Fidelity National Financial Corp., the largest U.S. title insurer, and First American Financial Co., the second-largest, have declined more than 5 percent since Sept. 30 over concerns that investigations into foreclosures would cause legal problems affecting title companies. The Standard & Poor’s 500 index of large U.S. stocks has gained about 1.7 percent in that period.

Adverse Impact
“Questionable foreclosures will ultimately have little adverse impact” on new owners of properties or title insurance claims, the American Land Title Association said in an Oct. 1 statement.

“If a new homeowner’s title is challenged because of a faulty foreclosure, the title insurer may have an obligation to defend the challenge,” Kurt Pfotenhauer, chief executive officer of the trade group, said in the release. “However, it is unlikely that a court will take property from an innocent current homeowner and return it to a previous homeowner who failed to make payments.” Individuals who signed false affidavits or falsely claimed clear titles to properties can be subject to criminal prosecution, including perjury charges, Peterson said.

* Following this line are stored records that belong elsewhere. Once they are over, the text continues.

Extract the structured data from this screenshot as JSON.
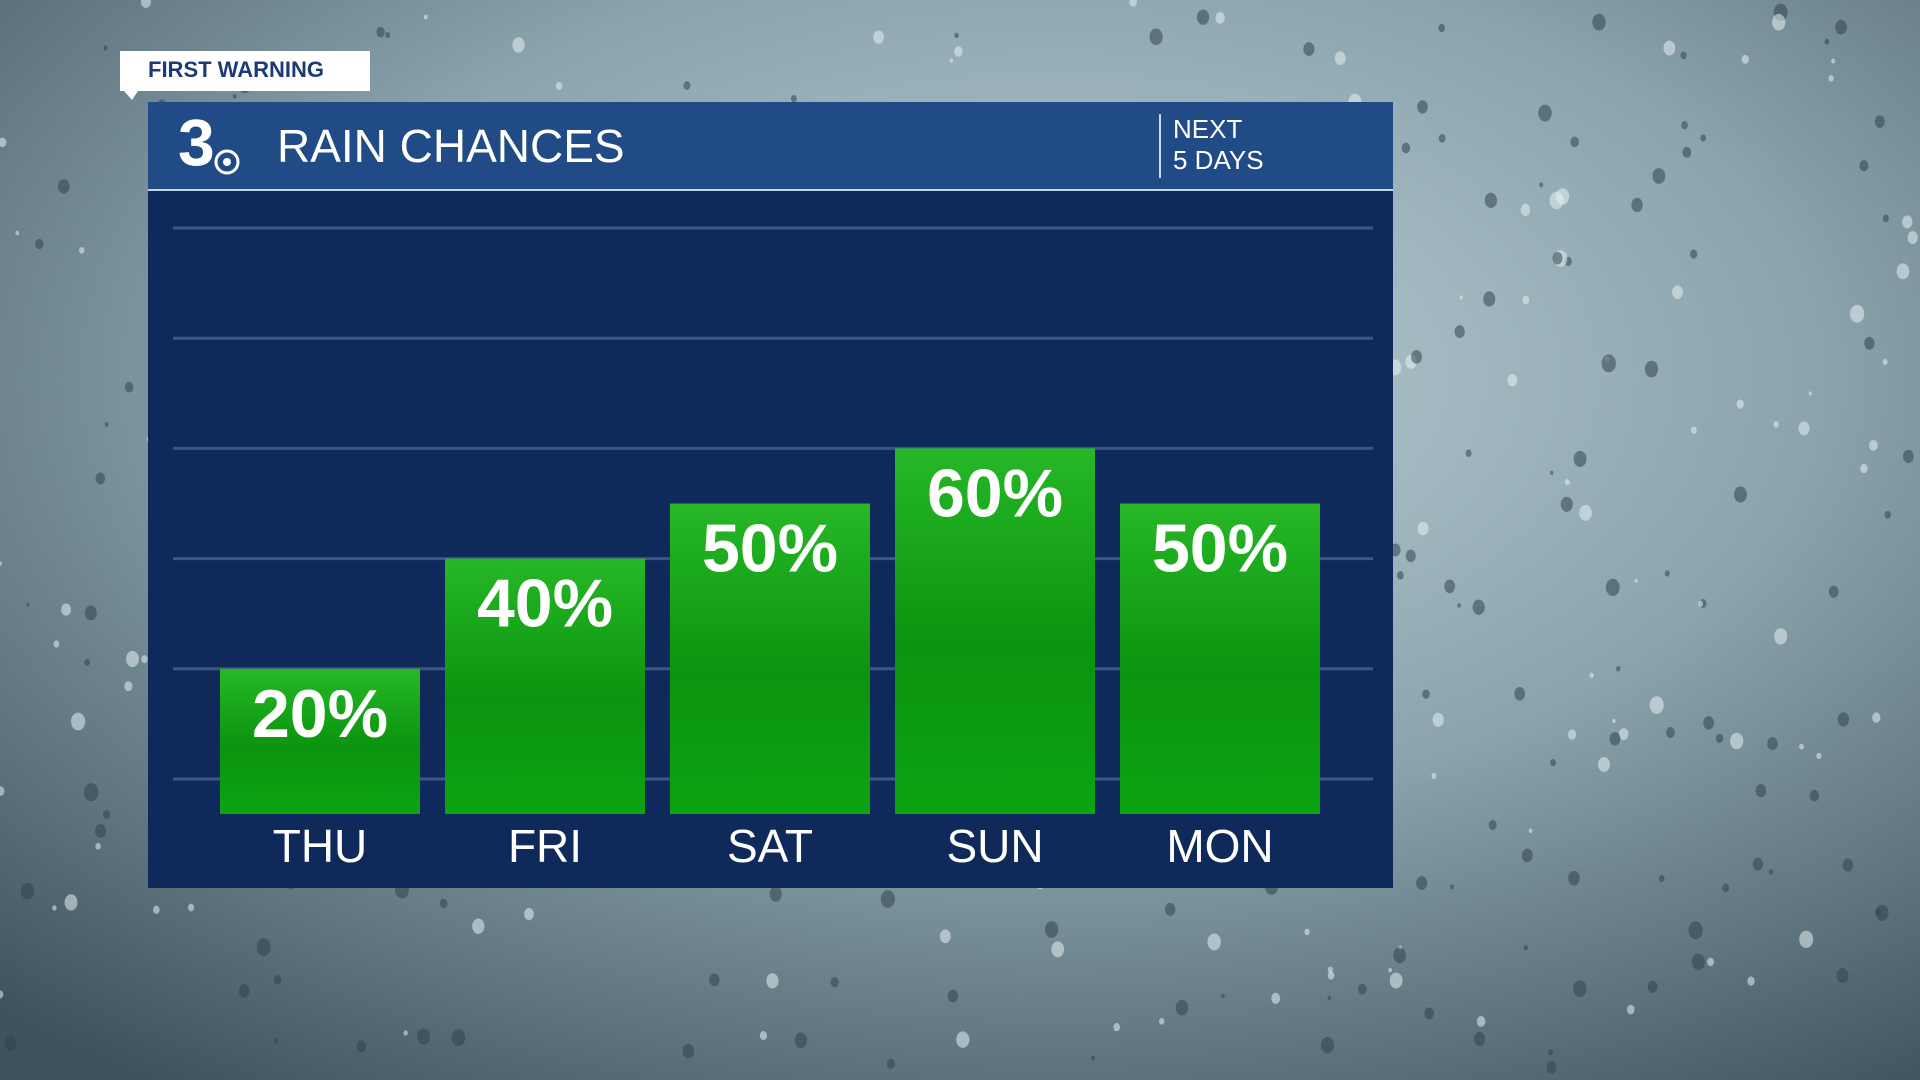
{
  "chart_data": {
    "type": "bar",
    "badge": "FIRST WARNING",
    "logo": "3",
    "title": "RAIN CHANCES",
    "subtitle": [
      "NEXT",
      "5 DAYS"
    ],
    "categories": [
      "THU",
      "FRI",
      "SAT",
      "SUN",
      "MON"
    ],
    "values": [
      20,
      40,
      50,
      60,
      50
    ],
    "value_labels": [
      "20%",
      "40%",
      "50%",
      "60%",
      "50%"
    ],
    "color": "#14a814",
    "ylim": [
      0,
      100
    ],
    "yticks": [
      0,
      20,
      40,
      60,
      80,
      100
    ],
    "grid": true
  }
}
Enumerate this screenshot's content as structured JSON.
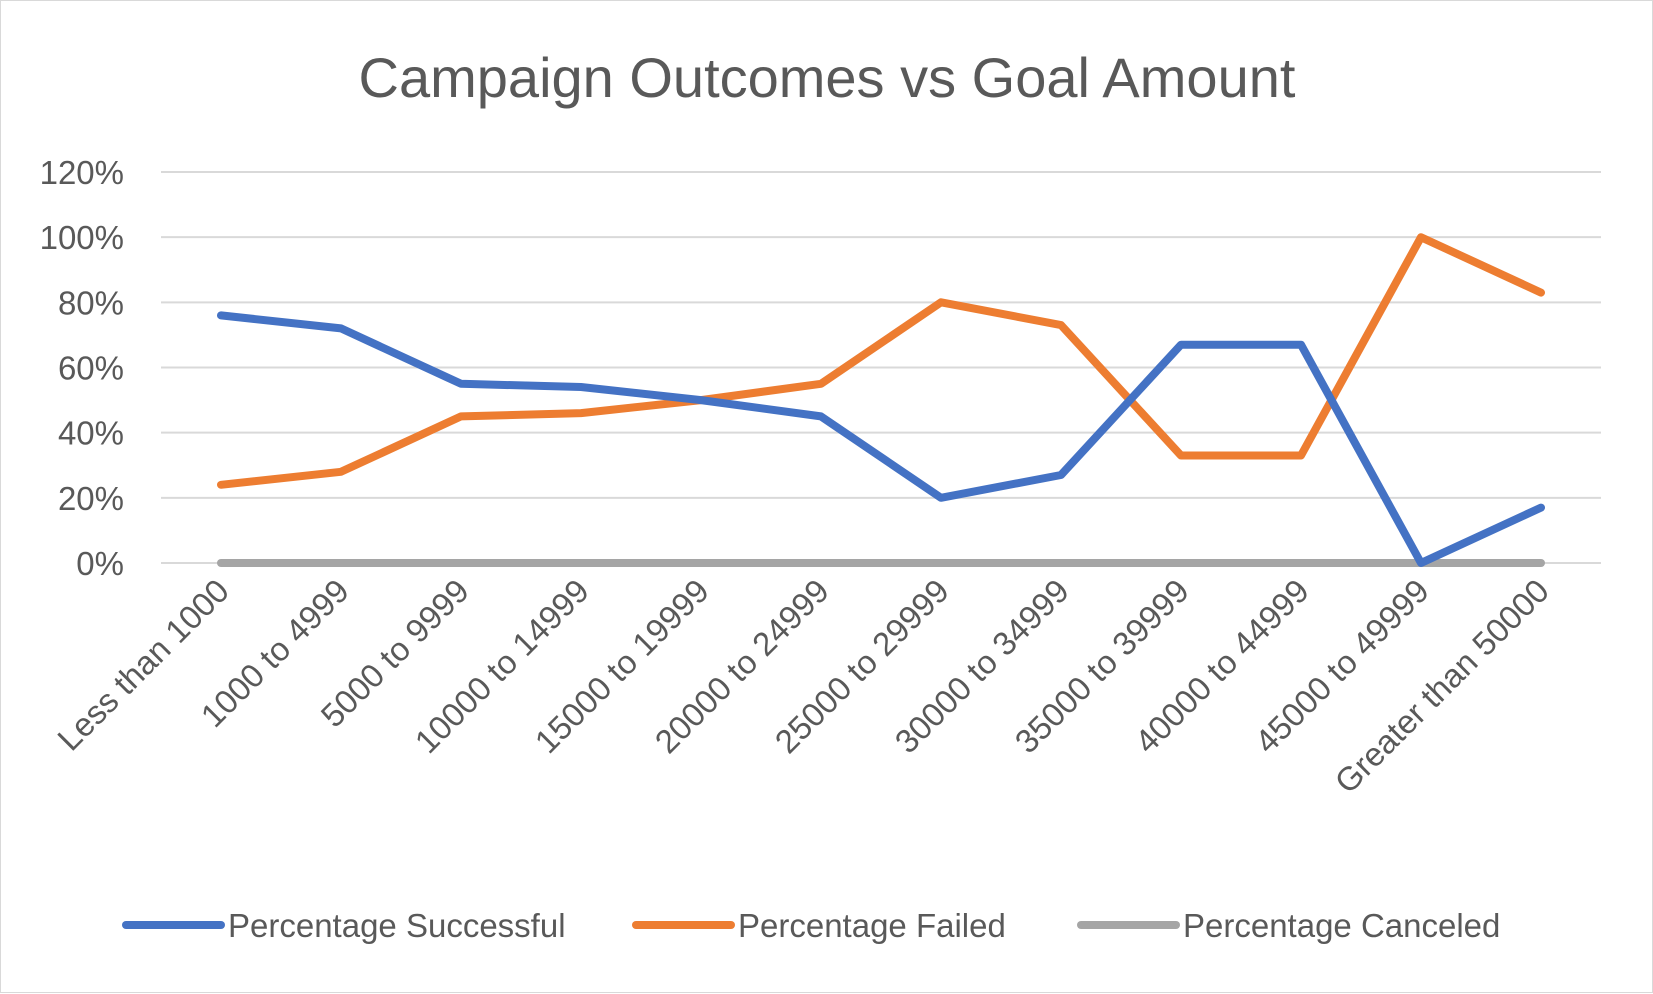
{
  "chart_data": {
    "type": "line",
    "title": "Campaign Outcomes vs Goal Amount",
    "xlabel": "",
    "ylabel": "",
    "ylim": [
      0,
      1.2
    ],
    "yticks": [
      "0%",
      "20%",
      "40%",
      "60%",
      "80%",
      "100%",
      "120%"
    ],
    "grid": true,
    "legend_position": "bottom",
    "categories": [
      "Less than 1000",
      "1000 to 4999",
      "5000 to 9999",
      "10000 to 14999",
      "15000 to 19999",
      "20000 to 24999",
      "25000 to 29999",
      "30000 to 34999",
      "35000 to 39999",
      "40000 to 44999",
      "45000 to 49999",
      "Greater than 50000"
    ],
    "series": [
      {
        "name": "Percentage Successful",
        "color": "#4472c4",
        "values": [
          0.76,
          0.72,
          0.55,
          0.54,
          0.5,
          0.45,
          0.2,
          0.27,
          0.67,
          0.67,
          0.0,
          0.17
        ]
      },
      {
        "name": "Percentage Failed",
        "color": "#ed7d31",
        "values": [
          0.24,
          0.28,
          0.45,
          0.46,
          0.5,
          0.55,
          0.8,
          0.73,
          0.33,
          0.33,
          1.0,
          0.83
        ]
      },
      {
        "name": "Percentage Canceled",
        "color": "#a5a5a5",
        "values": [
          0,
          0,
          0,
          0,
          0,
          0,
          0,
          0,
          0,
          0,
          0,
          0
        ]
      }
    ]
  }
}
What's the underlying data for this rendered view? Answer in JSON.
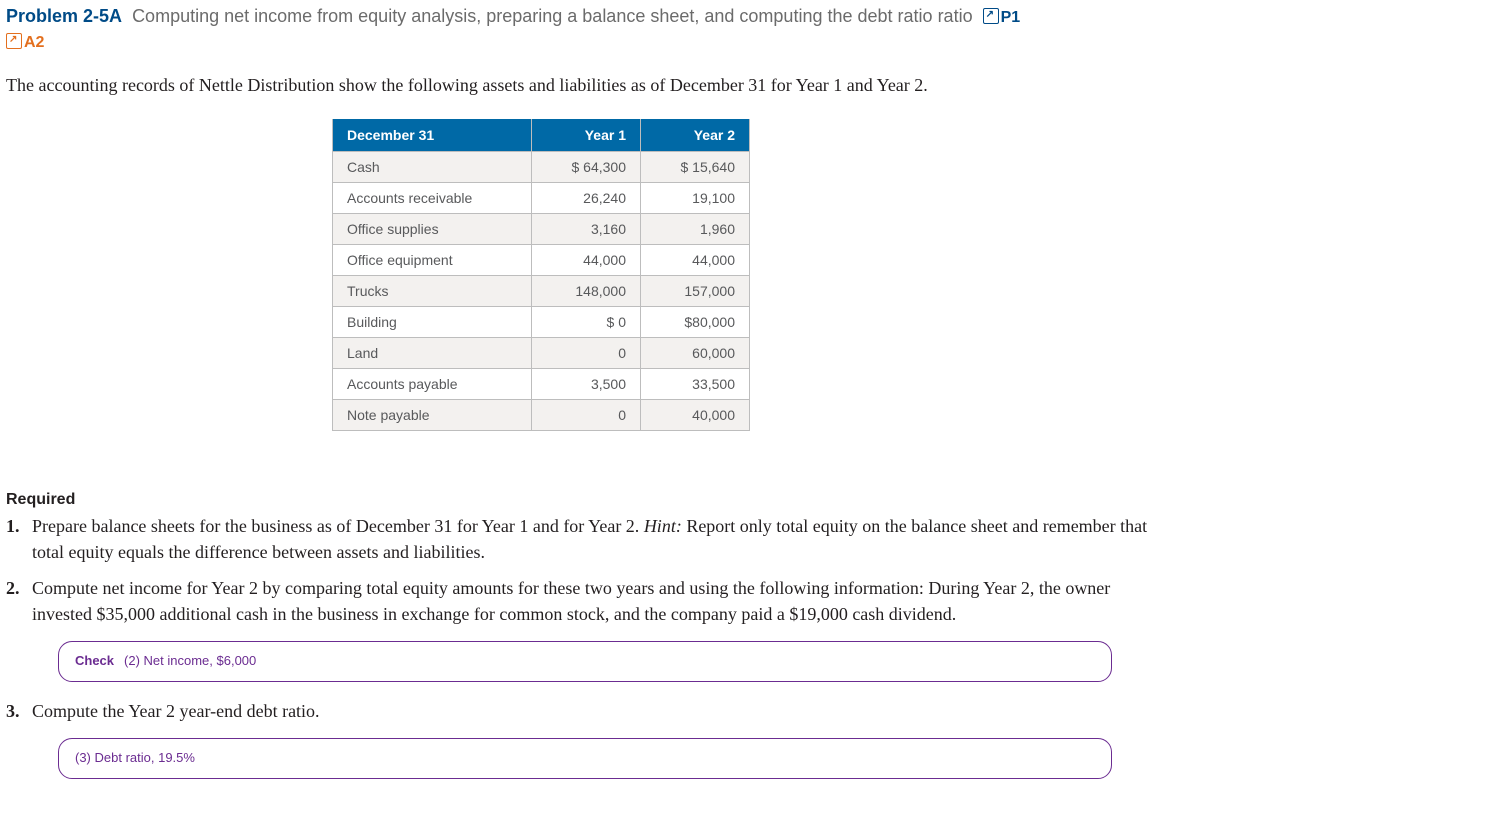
{
  "problem": {
    "label": "Problem 2-5A",
    "title_rest": "Computing net income from equity analysis, preparing a balance sheet, and computing the debt ratio",
    "ratio_word": "ratio",
    "tags": {
      "p1": "P1",
      "a2": "A2"
    }
  },
  "intro": "The accounting records of Nettle Distribution show the following assets and liabilities as of December 31 for Year 1 and Year 2.",
  "table": {
    "type": "table",
    "header_bg": "#0069a6",
    "header_fg": "#ffffff",
    "row_odd_bg": "#f3f1ef",
    "row_even_bg": "#ffffff",
    "border_color": "#bdbdbd",
    "text_color": "#58595b",
    "font_size": 14,
    "columns": [
      "December 31",
      "Year 1",
      "Year 2"
    ],
    "col_align": [
      "left",
      "right",
      "right"
    ],
    "rows": [
      [
        "Cash",
        "$ 64,300",
        "$ 15,640"
      ],
      [
        "Accounts receivable",
        "26,240",
        "19,100"
      ],
      [
        "Office supplies",
        "3,160",
        "1,960"
      ],
      [
        "Office equipment",
        "44,000",
        "44,000"
      ],
      [
        "Trucks",
        "148,000",
        "157,000"
      ],
      [
        "Building",
        "$ 0",
        "$80,000"
      ],
      [
        "Land",
        "0",
        "60,000"
      ],
      [
        "Accounts payable",
        "3,500",
        "33,500"
      ],
      [
        "Note payable",
        "0",
        "40,000"
      ]
    ]
  },
  "required_heading": "Required",
  "required": {
    "r1_a": "Prepare balance sheets for the business as of December 31 for Year 1 and for Year 2. ",
    "r1_hint_label": "Hint:",
    "r1_b": " Report only total equity on the balance sheet and remember that total equity equals the difference between assets and liabilities.",
    "r2": "Compute net income for Year 2 by comparing total equity amounts for these two years and using the following information: During Year 2, the owner invested $35,000 additional cash in the business in exchange for common stock, and the company paid a $19,000 cash dividend.",
    "r3": "Compute the Year 2 year-end debt ratio."
  },
  "checks": {
    "label": "Check",
    "c2": "(2) Net income, $6,000",
    "c3": "(3) Debt ratio, 19.5%"
  },
  "colors": {
    "brand_blue": "#004b87",
    "brand_orange": "#e36f1e",
    "check_purple": "#6b2c91",
    "title_grey": "#6b6b6b",
    "body_text": "#231f20"
  }
}
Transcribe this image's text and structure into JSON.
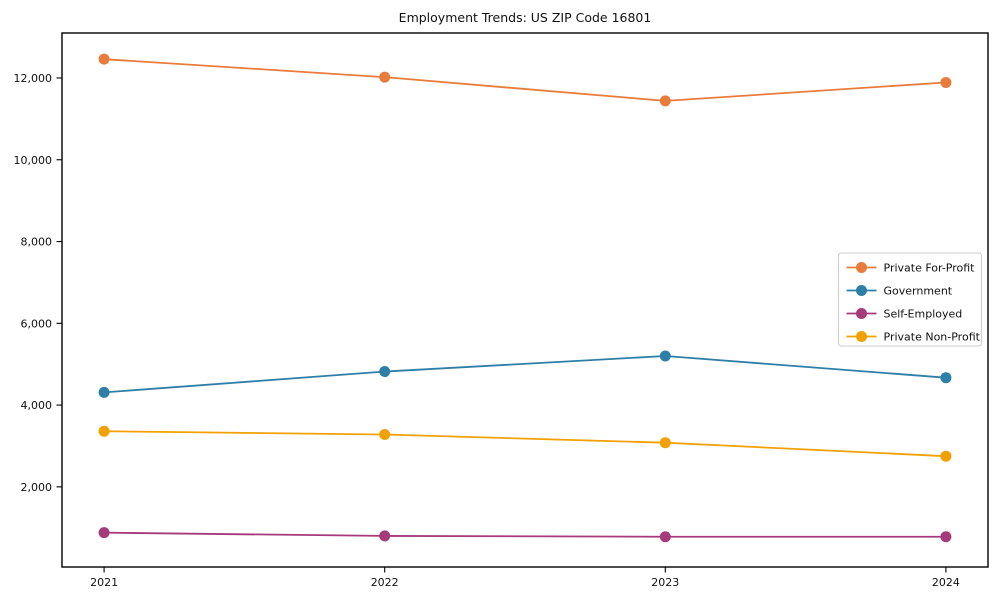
{
  "window": {
    "background_color": "#ffffff",
    "frame_color": "#000000",
    "text_color": "#111111",
    "legend_border_color": "#cccccc"
  },
  "chart_data": {
    "type": "line",
    "title": "Employment Trends: US ZIP Code 16801",
    "xlabel": "",
    "ylabel": "",
    "x": [
      2021,
      2022,
      2023,
      2024
    ],
    "x_tick_labels": [
      "2021",
      "2022",
      "2023",
      "2024"
    ],
    "series": [
      {
        "name": "Private For-Profit",
        "color": "#E87C3C",
        "values": [
          12460,
          12020,
          11440,
          11890
        ]
      },
      {
        "name": "Government",
        "color": "#2E7FA7",
        "values": [
          4310,
          4820,
          5200,
          4670
        ]
      },
      {
        "name": "Self-Employed",
        "color": "#A63A7B",
        "values": [
          880,
          800,
          780,
          780
        ]
      },
      {
        "name": "Private Non-Profit",
        "color": "#F2A104",
        "values": [
          3360,
          3280,
          3080,
          2750
        ]
      }
    ],
    "yticks": [
      2000,
      4000,
      6000,
      8000,
      10000,
      12000
    ],
    "ytick_labels": [
      "2,000",
      "4,000",
      "6,000",
      "8,000",
      "10,000",
      "12,000"
    ],
    "ylim": [
      40,
      13100
    ],
    "xlim": [
      2020.85,
      2024.15
    ],
    "grid": false,
    "legend_position": "center-right",
    "marker": "circle",
    "marker_radius": 5.5,
    "line_width": 1.8
  }
}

Corporations would probably face obstruction charges rather than perjury, according to legal experts.
“Did they know about gaps in the system and lie about it,” Henning said, referring to companies. “This is certainly a concern for MERS but it could be, too, for the banks. Any action of any employee can be looked at, but what they’re looking at is the volume of transactions and the involvement of senior level management.”
More civil litigation is a certainty, Henning said.

“The sandstorm is coming,” he said. “You can see it off in the distance and know it’s about to hit, but no one knows how long it’s going to last.”